American politics is suffering acutely from the gridlock of entrenched officeholders and election financing controlled by special interests. Over 300 of the 435 congressional districts almost never change partisan hands. Most congressmen have safely gerrymandered districts, receive the bulk of their financial support from one or a few sources, and are reliable legislative supporters of those sources. Their main additional activities are to add “earmarks” favoring their own districts to legislation in exchange for their support of other legislators’ bills. It is a log-rolling and back-scratching exercise that has nothing to do with the Periclean exercise in disinterested law-giving envisioned by the authors of the Constitution. In a 2008 campaign that was otherwise a geriatric blunderbuss, John McCain at least raised the issue of the impropriety of these methods (to the bemused dismissiveness of the winning candidate).
The role of money is greater in U.S. politics than it is in that of any other advanced country, just as the U.S. is in other respects the most commercialized of all advanced countries. Campaign-finance reform has been an exercise in futile and self-serving hypocrisy. Organized labor gave the Democrats $400 million in the year leading up to the 2008 election. Labor has already received an impressive return on its money, although its most cherished goal — the abolition of the secret ballot in union elections and the restoration of thuggish self-perpetuation of labor leadership (card-check) — has foundered on the shoals of public concern, which, beyond a certain point, overwhelms the loyalties of those legislators in whose fidelity supporters have invested.

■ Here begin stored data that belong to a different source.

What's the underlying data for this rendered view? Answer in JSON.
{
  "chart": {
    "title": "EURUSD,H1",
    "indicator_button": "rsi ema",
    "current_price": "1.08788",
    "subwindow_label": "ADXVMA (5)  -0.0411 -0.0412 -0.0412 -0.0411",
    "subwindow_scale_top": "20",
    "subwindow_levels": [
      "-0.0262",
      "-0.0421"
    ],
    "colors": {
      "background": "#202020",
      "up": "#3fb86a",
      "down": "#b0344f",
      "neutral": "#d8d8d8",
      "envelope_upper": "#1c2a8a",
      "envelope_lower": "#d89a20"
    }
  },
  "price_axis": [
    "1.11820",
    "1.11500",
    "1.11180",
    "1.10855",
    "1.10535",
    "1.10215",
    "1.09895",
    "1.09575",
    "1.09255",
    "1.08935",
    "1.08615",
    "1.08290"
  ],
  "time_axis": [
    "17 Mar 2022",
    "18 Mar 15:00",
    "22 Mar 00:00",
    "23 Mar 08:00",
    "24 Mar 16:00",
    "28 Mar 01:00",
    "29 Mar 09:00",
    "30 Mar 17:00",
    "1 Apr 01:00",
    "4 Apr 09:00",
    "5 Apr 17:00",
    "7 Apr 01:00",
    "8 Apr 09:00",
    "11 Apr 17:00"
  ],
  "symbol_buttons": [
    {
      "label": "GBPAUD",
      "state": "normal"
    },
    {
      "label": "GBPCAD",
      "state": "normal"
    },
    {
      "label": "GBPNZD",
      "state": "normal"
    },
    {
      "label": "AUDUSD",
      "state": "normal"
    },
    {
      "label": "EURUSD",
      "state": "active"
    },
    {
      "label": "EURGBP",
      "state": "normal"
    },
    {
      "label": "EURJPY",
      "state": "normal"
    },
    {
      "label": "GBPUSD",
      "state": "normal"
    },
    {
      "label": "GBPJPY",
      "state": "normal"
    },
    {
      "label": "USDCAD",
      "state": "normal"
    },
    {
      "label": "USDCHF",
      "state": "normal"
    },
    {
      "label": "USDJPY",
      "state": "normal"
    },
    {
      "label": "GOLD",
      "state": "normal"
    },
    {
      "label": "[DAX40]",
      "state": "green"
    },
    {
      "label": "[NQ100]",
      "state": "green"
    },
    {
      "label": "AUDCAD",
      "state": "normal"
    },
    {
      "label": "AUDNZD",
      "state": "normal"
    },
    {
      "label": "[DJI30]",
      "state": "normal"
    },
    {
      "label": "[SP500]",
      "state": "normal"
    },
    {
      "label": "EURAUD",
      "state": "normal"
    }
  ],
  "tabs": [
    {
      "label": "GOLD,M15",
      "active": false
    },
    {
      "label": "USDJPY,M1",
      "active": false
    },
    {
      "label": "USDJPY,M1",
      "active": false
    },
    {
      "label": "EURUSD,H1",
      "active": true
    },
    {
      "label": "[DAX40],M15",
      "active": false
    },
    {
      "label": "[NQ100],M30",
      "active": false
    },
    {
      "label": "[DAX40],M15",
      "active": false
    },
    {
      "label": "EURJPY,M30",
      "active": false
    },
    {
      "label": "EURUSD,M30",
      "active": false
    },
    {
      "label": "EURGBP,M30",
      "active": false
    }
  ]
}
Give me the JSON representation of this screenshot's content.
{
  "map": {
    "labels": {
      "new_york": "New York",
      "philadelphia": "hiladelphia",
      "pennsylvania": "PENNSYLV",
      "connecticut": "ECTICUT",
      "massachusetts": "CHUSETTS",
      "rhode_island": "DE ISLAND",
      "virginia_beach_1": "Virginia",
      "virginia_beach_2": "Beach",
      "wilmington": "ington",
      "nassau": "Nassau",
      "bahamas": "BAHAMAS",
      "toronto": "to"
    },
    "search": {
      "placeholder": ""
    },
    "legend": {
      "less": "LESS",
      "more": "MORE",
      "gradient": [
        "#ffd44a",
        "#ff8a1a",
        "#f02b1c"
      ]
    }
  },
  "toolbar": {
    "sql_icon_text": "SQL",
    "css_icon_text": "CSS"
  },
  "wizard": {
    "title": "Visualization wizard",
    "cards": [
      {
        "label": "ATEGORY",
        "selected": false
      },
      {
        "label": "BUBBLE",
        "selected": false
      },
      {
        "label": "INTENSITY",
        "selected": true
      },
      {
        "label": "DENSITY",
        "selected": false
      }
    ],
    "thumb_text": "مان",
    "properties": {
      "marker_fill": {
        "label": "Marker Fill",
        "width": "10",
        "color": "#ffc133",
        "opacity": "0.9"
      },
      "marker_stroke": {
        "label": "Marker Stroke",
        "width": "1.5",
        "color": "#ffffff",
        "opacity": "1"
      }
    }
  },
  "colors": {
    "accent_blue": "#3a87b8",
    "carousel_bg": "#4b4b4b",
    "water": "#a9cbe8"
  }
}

The federal government intervened to gut the rights of the General Motors and Chrysler bondholders, and delivered those companies into the hands of the United Auto Workers, one of the most retrograde and Luddite unions in America — and the chief author, even beyond decades of incompetent management, of the demise of those companies. President Obama, in complete consistency with his effort to nationalize health care to reduce its costs, secured $50,000 of union health and pension benefits per manufactured vehicle by crushing the shareholders and robbing the other supposedly secured stakeholders.